Ю.Ш.: – ???????
YА: – Ну, не обижайся! Здесь только обезьян можно разыграть, спрятав банан! Так она, зараза, пойдет, и сорвет 2 – один себе, а 1 мне!
Ю.Ш.: – Понятно, я не обижаюсь! Так как продвигаются дела?
YА: – А никак! Пока никак. Я отвечала на все его вопросы о матери, о своей семье, об артериальном давлении и пр… Этих вопросов море!!!!!! Потом мне это надоело, я достала микрофон и стала с ним говорить голосом… Так стало легче и быстрее. Но отвечал он мне, все равно, печатая на компьютере. Когда попросила выйти на связь голосом, – разочарование. И не синтетический голос, и не знакомый… Теперь он думает. Сказал, что сам выйдет на связь, и не может пока знать, когда конкретно. О себе не говорит ничего вообще. Не понимаю! Он не ответил ни на 1 мой вопрос! Говорит, что это не важно, что для меня важнее мать. В настоящее время я с ума схожу! Столько времени прожить без надежды, а теперь как будто все это рядом и все равно бесконечно далеко и ничего не понятно. Он задался целью меня испытать? Или он меня опасается? Я просчитала, что мой голос сильно изменился за последние 10 лет, – да и акцент тоже, – потому и рискнула выйти в прямой эфир просто голосом. А его голос – я думала его узнать – или сильно искажен, или я его уже не помню. Я начинаю его обожествлять, как и моя мать. Всю жизнь жила без кумира, а теперь чуть ли не влюблена! БРЕД!!!! Согласна?
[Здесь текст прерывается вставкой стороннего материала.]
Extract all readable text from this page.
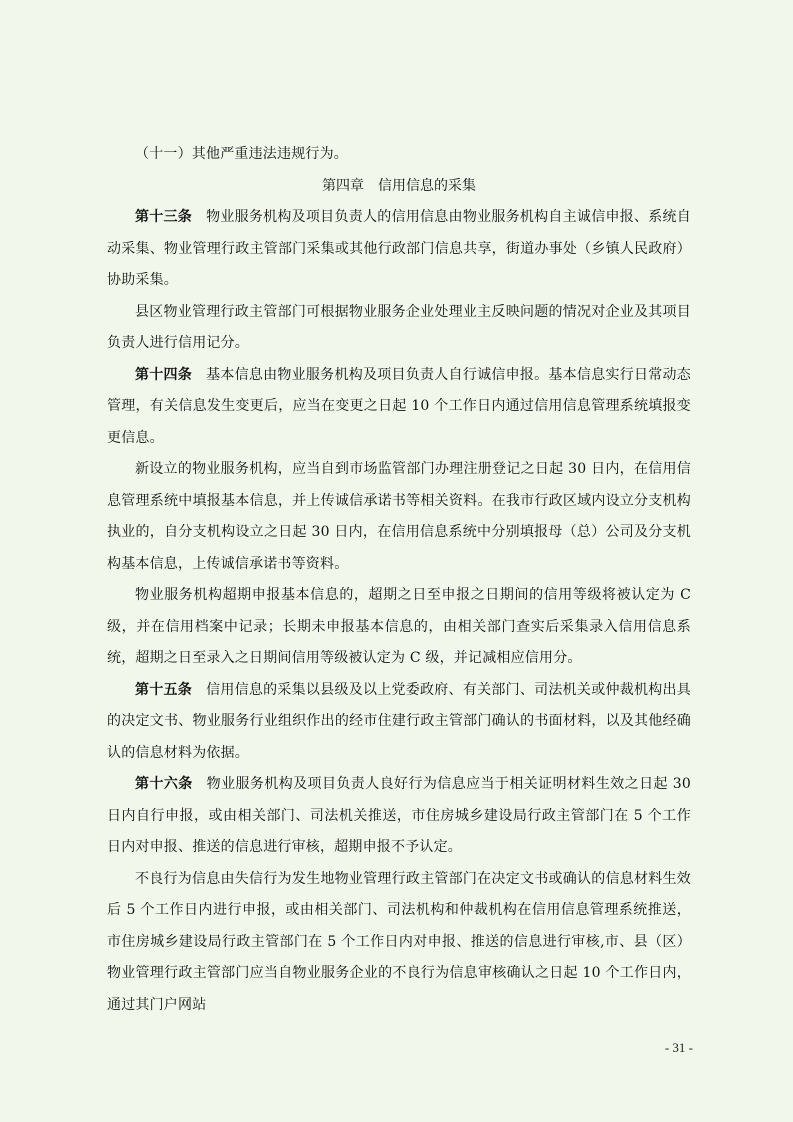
（十一）其他严重违法违规行为。

第四章　信用信息的采集

第十三条 物业服务机构及项目负责人的信用信息由物业服务机构自主诚信申报、系统自动采集、物业管理行政主管部门采集或其他行政部门信息共享，街道办事处（乡镇人民政府）协助采集。

县区物业管理行政主管部门可根据物业服务企业处理业主反映问题的情况对企业及其项目负责人进行信用记分。

第十四条 基本信息由物业服务机构及项目负责人自行诚信申报。基本信息实行日常动态管理，有关信息发生变更后，应当在变更之日起 10 个工作日内通过信用信息管理系统填报变更信息。

新设立的物业服务机构，应当自到市场监管部门办理注册登记之日起 30 日内，在信用信息管理系统中填报基本信息，并上传诚信承诺书等相关资料。在我市行政区域内设立分支机构执业的，自分支机构设立之日起 30 日内，在信用信息系统中分别填报母（总）公司及分支机构基本信息，上传诚信承诺书等资料。

物业服务机构超期申报基本信息的，超期之日至申报之日期间的信用等级将被认定为 C 级，并在信用档案中记录；长期未申报基本信息的，由相关部门查实后采集录入信用信息系统，超期之日至录入之日期间信用等级被认定为 C 级，并记减相应信用分。

第十五条 信用信息的采集以县级及以上党委政府、有关部门、司法机关或仲裁机构出具的决定文书、物业服务行业组织作出的经市住建行政主管部门确认的书面材料，以及其他经确认的信息材料为依据。

第十六条 物业服务机构及项目负责人良好行为信息应当于相关证明材料生效之日起 30 日内自行申报，或由相关部门、司法机关推送，市住房城乡建设局行政主管部门在 5 个工作日内对申报、推送的信息进行审核，超期申报不予认定。

不良行为信息由失信行为发生地物业管理行政主管部门在决定文书或确认的信息材料生效后 5 个工作日内进行申报，或由相关部门、司法机构和仲裁机构在信用信息管理系统推送，市住房城乡建设局行政主管部门在 5 个工作日内对申报、推送的信息进行审核,市、县（区）物业管理行政主管部门应当自物业服务企业的不良行为信息审核确认之日起 10 个工作日内，通过其门户网站

- 31 -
Ю.Ш.: – Да, уж – сложно! Расскажи, что ищешь человека: В.А. – и что он на это скажет!
YА: – Молчит. Говорит, что он тоже ВАА, но это ничего не меняет. Таких имен, как он знает, по миру и инету десятки тысяч…
Ю.Ш.: – Спроси, кого он ищет! Ты мне рассказала свою историю, расскажи ему все то, что рассказывала мне. Ему можно доверять!!!!!!!!
Что-то клацнуло в модеме, и связь отключилась. Юля перегрузила модем, но… Чат был пуст.
Олег. Клиника. 001
Сознание восстанавливалось рывками, – точнее, мелкими шажками. «Сначала было слово»… Нет, не слово даже, – мысль, еще не оформленная словами, еще не обретшая форму и значение определенного понятия и смысла, не наполненная полнотой ощущений и эмоций… Сначала кратковременно, как выбулькивающие из глубины болота или раскаленной лавы небольшие порции газа: пузырь лопнул, – и опять небытие. Или это уже не небытие, раз я его тоже понимаю и ощущаю? Раз я отделяю небытие от забытья…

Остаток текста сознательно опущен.